最もリサイクル率の悪いスペインでは、不況のために若者が廃棄家電を盗み、転売できる部品だけ取り外して残りは空地に捨てられていた。フランスでは、リサイクルを行うはずの企業が廃棄物を斡旋業者に売り、それが中国に渡って処理されるというルートと組織が確立していた。彼らと政府・NPOとのイタチごっこはまだまだ続きそうだ。

中国では公害も深刻だが、さらに厄介なことが起きていた。重大な事故につながりかねない。
劣悪な作業場で取り出した中古ICチップを、新品と偽って流通させているのだ(さすが中国人らしい)。

ICチップは、あらゆる電子機器(もちろんコンピュータにも)、管理システム、飛行機、原子力発電所にも利用されている。それなのに中古の粗悪品が検査された新品として売られているのだから、いつ誤作動してもおかしくない。ICチップの表示改竄も行われており、不良品を使用した結果、電子機器の内部の部品が爆発したケースもある。

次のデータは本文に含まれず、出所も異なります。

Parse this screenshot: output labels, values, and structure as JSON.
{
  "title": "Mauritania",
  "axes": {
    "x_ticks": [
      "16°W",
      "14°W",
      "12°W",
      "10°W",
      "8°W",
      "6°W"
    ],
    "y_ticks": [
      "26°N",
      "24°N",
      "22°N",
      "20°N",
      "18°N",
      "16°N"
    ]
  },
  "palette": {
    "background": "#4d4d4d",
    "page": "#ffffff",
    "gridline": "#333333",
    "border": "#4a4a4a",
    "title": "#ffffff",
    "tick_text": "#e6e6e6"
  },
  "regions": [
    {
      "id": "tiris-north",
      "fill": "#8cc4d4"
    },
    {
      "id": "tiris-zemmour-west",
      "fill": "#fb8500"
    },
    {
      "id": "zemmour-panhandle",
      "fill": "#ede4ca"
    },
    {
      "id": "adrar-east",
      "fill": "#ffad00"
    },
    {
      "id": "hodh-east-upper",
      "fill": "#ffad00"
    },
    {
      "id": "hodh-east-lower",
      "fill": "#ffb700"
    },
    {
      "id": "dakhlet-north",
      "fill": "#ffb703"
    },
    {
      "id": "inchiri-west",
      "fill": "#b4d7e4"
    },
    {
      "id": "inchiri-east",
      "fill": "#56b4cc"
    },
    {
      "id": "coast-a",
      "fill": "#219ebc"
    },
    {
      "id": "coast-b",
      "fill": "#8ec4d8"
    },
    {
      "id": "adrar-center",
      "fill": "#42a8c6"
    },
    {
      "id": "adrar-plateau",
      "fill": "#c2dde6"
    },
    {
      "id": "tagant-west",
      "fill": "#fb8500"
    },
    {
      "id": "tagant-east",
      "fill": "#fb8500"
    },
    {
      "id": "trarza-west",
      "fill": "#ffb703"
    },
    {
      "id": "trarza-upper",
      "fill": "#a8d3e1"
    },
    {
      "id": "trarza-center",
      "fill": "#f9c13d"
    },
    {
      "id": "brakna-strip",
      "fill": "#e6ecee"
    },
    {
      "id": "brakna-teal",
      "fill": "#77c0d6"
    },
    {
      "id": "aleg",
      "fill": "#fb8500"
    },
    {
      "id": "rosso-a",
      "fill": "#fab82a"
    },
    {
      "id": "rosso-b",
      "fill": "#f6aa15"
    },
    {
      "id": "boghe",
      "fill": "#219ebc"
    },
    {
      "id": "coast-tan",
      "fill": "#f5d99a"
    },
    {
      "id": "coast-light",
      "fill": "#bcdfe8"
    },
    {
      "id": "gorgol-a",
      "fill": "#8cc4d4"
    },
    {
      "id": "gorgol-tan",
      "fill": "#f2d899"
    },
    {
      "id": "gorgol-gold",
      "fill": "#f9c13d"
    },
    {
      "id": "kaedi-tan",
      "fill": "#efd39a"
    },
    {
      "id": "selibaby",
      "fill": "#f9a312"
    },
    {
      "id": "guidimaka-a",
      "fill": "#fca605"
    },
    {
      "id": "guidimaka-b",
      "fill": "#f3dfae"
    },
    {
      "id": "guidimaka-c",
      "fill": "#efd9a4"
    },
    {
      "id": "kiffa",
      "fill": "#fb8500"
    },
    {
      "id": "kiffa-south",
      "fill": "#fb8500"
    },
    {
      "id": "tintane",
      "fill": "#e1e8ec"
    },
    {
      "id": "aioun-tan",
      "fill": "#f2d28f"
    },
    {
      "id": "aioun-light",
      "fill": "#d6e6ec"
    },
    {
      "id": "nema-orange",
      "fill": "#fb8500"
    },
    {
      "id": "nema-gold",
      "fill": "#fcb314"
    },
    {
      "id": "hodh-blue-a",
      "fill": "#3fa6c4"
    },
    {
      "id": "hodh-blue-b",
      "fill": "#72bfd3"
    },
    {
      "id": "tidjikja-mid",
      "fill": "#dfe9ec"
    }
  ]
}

この偽造品と正規品とを、見分けることに大変な時間と労力が掛かってしまうことも現実とんでもないことだが、安いからと中国製の横流し品を平気で買い付けることは、とんでもない事故を引き起こして、結局企業の存在を喪わせてしまうかも知れないのだ。しかし、そんな愚かしい行動をするのもまた人間なのだ。